Synthetic aperture radar images are formed along the slant range. However, The target is on the ground range. So How we change the geometry of the image from the slant range to the ground range.
Short, generic answer is to project slant range data into the ground range.
Maryam's suggestion is pretty much OK for flat terrain. For undulating terrain, however, much efforts are needed. Key thing, I guess, is the data themselves. While it is certain that you can get high resolution SAR data easily, conversion to ground range of this data require comparably DEM.
I personally do not recommend non-specialist toolkits such as ENVI (basic) or any GIS software to do this. Instead, freely available SNAP would be perfect for you, available from http://step.esa.int/main/toolboxes/snap/. I did a test on free software for classification purpose using PALSAR SLC data (see http://www.tandfonline.com/doi/abs/10.1080/01431161.2017.1292072). I do think that free software for SAR is maturing.
Depending on the accuracy and precision required, it gets a little more complicated for long ranges where earth curvature and atmospheric refraction become significant. In these cases the attached reports might be useful.
Technical Report Radar Range Measurements in the Atmosphere
Technical Report Earth Curvature and Atmospheric Refraction Effects on Radar ...
It is actually not very complicated.
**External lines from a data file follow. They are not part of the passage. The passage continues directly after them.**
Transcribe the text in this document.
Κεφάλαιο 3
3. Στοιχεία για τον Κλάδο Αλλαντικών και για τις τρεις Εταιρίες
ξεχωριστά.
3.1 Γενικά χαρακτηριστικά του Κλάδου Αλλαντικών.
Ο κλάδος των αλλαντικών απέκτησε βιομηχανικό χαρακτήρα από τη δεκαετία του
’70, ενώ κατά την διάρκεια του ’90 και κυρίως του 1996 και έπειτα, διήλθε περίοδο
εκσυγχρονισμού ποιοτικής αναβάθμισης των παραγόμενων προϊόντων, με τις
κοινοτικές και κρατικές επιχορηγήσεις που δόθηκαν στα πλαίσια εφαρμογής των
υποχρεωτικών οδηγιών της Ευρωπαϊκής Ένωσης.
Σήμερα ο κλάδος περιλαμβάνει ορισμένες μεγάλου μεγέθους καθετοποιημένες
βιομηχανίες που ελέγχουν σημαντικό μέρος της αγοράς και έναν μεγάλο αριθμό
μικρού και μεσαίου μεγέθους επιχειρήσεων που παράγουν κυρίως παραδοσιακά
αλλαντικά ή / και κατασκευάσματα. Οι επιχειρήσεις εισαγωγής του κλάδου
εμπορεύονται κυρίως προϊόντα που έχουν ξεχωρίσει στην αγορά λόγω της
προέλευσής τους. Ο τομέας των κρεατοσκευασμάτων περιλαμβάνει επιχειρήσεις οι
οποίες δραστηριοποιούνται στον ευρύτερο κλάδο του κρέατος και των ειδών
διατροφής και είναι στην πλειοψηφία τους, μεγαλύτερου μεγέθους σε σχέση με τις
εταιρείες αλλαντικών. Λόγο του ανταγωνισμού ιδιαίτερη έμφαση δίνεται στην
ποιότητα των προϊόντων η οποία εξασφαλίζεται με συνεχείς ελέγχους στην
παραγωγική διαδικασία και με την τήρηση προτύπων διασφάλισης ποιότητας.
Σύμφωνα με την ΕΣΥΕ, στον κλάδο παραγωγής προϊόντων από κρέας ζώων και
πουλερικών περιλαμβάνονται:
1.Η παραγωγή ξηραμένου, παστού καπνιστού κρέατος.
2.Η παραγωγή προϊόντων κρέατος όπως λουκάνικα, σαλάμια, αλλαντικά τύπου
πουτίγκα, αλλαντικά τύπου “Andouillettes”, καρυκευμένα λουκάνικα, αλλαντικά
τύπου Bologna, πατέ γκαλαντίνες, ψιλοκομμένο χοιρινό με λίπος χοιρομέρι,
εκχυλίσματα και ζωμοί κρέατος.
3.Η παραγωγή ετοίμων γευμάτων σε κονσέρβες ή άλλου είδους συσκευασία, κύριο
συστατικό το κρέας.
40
Imagine the right-angled triangle RNG where R is the Radar, N is Nadir (ground below the radar) and G is the location of your furthest slant range pixel that touches the ground. Then RG is called the Line Of Sight (LOS) of the radar. It is also called slant range. The line NG is called ground range. Now, your slant range pixels are equidistantly distributed along the line RG. Projecting them to ground range is nothing else than dropping a perpendicular from their locations on RG to NG. You will notice that those perpendiculars become rather dense in far range. This means than a better (ground range) resolution is achieved in far range compared to those in near range. But in slant range (along RG) all pixels are distributed equidistantly which means that the same resolution is achieved for all pixel along RG.